According to preliminary data from the International Data Corporation (IDC) Worldwide Quarterly Mobile Phone Tracker, China’s smartphone market shipped 68,4-million units in 3Q25, with the YoY decline easing to 0,6% after the previous quarter saw a drop of around 4%.

This was despite the third quarter being traditionally a low season, characterised by fewer new product launches, as well as more rational consumer spending due to the tightening of government subsidy policy. However, market performance is expected to see some improvement early next quarter as various brands began the early, concentrated launch of a significant number of their flagship products starting from mid-to-late September.

“The cautious sentiment turned consumers into value seekers. This was not entirely a negative development, as we saw this trend specifically benefit Apple’s new product launches,” says Will Wong, senior research manager for Client Devices at IDC Asia/Pacific. “Apple’s value-for-money base model iPhone 17 successfully captured this group of consumers, helping it to achieve slight growth and a higher ranking than the previous quarter.

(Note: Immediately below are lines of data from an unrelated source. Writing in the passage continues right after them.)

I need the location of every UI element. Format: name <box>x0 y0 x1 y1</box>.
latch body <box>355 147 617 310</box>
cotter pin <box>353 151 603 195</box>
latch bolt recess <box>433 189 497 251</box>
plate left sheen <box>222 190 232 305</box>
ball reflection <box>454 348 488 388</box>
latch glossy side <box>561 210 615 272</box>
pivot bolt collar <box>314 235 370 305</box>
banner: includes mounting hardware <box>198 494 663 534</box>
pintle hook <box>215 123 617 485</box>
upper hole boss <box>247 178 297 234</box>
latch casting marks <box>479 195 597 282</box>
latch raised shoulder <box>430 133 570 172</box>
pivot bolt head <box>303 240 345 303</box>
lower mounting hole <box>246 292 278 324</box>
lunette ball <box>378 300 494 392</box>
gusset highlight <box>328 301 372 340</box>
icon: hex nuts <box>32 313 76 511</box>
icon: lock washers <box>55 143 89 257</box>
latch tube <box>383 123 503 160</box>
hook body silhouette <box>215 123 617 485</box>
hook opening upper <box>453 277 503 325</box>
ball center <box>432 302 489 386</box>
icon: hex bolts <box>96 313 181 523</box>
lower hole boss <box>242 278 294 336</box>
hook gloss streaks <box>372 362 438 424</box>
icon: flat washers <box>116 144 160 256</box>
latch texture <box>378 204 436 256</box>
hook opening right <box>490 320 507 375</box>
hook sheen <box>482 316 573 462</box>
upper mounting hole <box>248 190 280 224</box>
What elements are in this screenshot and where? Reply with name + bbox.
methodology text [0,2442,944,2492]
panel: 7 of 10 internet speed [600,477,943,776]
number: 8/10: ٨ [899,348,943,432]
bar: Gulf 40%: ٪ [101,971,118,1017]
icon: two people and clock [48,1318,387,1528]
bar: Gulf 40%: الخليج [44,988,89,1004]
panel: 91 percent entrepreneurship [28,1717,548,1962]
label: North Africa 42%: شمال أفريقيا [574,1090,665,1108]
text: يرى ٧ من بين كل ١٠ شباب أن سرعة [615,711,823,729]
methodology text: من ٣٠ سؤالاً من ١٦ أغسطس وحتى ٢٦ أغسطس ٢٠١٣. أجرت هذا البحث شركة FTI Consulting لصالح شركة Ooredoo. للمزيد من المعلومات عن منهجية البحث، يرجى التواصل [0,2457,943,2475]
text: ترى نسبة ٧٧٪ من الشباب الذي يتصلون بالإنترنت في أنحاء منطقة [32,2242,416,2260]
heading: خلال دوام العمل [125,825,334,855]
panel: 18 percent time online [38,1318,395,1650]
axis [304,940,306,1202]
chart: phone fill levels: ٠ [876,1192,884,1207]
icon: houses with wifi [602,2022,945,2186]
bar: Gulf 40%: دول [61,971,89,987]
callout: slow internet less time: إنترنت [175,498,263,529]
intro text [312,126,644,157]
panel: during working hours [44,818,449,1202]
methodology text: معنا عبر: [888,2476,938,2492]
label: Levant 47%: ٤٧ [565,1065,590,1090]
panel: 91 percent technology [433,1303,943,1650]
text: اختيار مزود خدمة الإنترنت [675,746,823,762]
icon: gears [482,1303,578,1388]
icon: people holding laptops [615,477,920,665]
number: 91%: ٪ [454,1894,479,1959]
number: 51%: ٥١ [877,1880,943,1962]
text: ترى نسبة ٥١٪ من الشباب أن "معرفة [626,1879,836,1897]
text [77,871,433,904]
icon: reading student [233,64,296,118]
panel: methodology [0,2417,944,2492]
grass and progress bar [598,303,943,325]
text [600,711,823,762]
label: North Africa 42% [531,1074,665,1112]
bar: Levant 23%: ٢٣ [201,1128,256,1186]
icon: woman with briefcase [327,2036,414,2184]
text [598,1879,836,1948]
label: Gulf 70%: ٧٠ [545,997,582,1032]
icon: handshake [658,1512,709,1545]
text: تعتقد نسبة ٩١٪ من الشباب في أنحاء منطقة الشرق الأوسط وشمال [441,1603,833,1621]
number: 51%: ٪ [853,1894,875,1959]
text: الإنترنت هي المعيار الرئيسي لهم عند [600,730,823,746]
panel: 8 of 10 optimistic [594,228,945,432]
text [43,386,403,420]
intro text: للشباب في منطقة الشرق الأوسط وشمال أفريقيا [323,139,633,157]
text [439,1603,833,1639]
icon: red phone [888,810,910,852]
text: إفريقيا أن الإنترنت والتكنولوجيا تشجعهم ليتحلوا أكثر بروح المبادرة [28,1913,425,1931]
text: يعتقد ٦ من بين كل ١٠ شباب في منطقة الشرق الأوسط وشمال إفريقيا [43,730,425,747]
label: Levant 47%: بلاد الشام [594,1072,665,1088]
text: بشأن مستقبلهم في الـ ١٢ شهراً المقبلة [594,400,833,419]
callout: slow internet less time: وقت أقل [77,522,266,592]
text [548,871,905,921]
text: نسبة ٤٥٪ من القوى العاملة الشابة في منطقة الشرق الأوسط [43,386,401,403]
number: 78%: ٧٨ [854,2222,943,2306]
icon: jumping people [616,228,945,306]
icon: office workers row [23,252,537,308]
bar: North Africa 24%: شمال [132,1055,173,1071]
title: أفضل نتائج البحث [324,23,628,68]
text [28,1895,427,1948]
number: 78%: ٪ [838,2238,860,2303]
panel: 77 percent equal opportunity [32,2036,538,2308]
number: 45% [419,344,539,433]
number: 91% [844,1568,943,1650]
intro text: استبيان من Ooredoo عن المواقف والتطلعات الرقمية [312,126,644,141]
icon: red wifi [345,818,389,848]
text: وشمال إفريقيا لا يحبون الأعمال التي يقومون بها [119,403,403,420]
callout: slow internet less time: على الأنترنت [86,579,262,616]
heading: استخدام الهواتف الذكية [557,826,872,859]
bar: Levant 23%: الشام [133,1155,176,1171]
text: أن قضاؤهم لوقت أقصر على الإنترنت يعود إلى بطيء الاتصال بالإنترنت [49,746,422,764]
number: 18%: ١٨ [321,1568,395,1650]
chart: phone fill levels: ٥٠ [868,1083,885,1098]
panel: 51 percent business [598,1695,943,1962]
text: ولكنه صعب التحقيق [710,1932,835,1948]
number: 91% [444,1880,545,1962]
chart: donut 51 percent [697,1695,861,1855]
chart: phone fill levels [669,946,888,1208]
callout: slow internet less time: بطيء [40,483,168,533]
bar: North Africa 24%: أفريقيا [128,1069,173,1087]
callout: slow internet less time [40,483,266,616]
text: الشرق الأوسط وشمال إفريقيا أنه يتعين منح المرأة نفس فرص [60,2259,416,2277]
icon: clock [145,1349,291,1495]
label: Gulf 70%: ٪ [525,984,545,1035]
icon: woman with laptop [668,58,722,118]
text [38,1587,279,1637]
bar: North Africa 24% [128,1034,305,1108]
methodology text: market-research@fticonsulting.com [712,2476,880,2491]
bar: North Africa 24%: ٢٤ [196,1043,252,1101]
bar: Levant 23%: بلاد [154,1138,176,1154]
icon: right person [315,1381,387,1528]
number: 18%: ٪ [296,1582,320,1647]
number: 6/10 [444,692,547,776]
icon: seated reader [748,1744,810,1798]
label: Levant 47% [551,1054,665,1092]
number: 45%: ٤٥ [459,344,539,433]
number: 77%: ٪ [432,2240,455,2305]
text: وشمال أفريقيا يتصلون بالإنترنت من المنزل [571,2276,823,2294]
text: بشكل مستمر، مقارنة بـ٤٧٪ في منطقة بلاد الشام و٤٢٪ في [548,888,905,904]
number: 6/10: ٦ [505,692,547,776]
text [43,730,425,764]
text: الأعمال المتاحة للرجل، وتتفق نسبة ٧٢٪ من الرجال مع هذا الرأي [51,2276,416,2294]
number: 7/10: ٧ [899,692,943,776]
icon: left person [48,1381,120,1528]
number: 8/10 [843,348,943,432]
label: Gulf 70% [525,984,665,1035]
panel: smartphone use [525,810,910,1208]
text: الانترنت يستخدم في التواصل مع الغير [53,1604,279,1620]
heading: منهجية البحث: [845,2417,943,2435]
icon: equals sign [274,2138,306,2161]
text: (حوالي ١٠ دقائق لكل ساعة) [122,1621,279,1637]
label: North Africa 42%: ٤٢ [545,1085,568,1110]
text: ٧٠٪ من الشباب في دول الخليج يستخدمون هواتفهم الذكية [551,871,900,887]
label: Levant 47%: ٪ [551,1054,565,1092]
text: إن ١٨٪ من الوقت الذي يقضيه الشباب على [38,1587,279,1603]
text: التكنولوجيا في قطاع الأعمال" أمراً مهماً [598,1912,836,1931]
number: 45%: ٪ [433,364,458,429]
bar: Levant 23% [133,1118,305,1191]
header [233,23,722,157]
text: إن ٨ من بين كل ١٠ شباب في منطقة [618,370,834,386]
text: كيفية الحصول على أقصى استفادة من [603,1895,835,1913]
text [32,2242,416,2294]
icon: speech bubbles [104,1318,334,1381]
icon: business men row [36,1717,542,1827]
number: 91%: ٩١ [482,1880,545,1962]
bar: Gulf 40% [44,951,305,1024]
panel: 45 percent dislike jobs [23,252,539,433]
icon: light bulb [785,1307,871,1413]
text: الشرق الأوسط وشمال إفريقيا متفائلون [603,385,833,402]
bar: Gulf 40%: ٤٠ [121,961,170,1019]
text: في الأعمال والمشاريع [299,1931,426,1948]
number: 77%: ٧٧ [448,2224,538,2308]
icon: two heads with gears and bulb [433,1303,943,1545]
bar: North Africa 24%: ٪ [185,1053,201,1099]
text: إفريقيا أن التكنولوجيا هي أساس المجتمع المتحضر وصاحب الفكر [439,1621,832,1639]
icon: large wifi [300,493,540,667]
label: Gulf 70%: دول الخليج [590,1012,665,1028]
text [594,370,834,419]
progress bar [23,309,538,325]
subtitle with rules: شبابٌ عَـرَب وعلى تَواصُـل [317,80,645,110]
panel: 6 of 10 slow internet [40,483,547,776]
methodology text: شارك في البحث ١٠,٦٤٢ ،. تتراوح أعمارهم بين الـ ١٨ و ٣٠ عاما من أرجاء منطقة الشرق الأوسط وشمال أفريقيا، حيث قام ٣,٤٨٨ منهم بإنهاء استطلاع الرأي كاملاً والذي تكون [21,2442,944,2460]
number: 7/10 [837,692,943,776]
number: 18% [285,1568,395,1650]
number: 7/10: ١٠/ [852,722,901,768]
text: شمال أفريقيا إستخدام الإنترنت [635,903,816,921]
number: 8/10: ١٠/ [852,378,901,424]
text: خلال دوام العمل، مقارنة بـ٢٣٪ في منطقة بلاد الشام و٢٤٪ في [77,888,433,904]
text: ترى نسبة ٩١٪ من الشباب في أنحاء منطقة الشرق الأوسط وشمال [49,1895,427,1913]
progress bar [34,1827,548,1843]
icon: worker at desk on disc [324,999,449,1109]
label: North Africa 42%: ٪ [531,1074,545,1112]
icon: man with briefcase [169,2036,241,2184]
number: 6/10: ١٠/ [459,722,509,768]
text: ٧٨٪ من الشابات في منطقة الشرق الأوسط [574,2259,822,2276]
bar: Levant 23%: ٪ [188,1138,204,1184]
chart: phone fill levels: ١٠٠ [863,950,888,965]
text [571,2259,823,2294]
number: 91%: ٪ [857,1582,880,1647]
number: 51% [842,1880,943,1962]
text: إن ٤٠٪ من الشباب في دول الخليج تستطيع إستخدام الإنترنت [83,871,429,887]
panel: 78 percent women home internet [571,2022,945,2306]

“Separately, Honor emerged as another notable performer, tying with OPPO,” Wong adds. “This reflected a head-to-head competition and broader intense rivalry among market players.”

Arthur Guo, senior research analyst in Client System Research for IDC China, says: “The Singles’ Day online shopping festival will be the most-awaited event in the last quarter of the year. Nevertheless, the event is unlikely to spark significant additional consumer demand amid the economic uncertainty.

“Smartphone OEMs must look beyond appealing pricing and promotions and return to the fundamentals: creating differentiated, truly competitive products to secure consumer favour,” Guo says.